I got to thinking about this today . . . about the ears of the skin which hear the movement of the body . . . but not in terms of the physical context. Rather, in terms of living and working cross culturally.
I was sitting in a meeting with three Nigeriens . . . two other women and one man. The man is a hospital administrator and the women are pretty low-level employees . . . I'm somewhere in the middle. Two are married (not to each other) with children, while the second woman is engaged to be married (eventually), and I'm on my own. He is in charge of the whole big event this weekend . . . the official opening of our new Maternity Ward. I'm in charge of making sure the meal for the honored guests gets pulled off and we don't go over our food budget. The women are cooking and planning and making sure we don't make too many cultural faux-pas.
Swirling around me was a storm of power-distance, high and low context confusion, and the furry of three languages. At times I wasn't fully sure we had arrived at a decision . . . let alone how we got there!

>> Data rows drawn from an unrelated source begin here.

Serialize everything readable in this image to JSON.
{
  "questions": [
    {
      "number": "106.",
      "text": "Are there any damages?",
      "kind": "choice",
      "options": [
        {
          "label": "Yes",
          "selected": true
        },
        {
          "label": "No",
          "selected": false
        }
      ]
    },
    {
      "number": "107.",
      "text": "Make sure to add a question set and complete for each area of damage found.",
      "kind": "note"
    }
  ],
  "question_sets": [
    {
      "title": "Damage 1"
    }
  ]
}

The only thing I was confident about was that I had no idea what was going on.
As I tried to understand who was saying 'no' by saying 'yes' . . . and who was saying 'no' without saying 'no' . . . and who was supportive of which opinions . . . and what body language and eye contact actually mean . . . and if I had managed to completely offend and insult someone simply by opening my mouth . . . I began to ponder the deep value of 'cultural proprioception'.
The ability to bend and sway, push and pull, press down or ease up in a second culture. To know where I am at all times on the cultural spectrum . . . waltzing in step to foreign music, without a dancing partner.
I live my life at the fulcrum of a seesaw . . . balancing through the give-and-take of a culture that is not my own, hoping that somehow the ears of my American skin will finally begin to hear the movement of the Hausa body.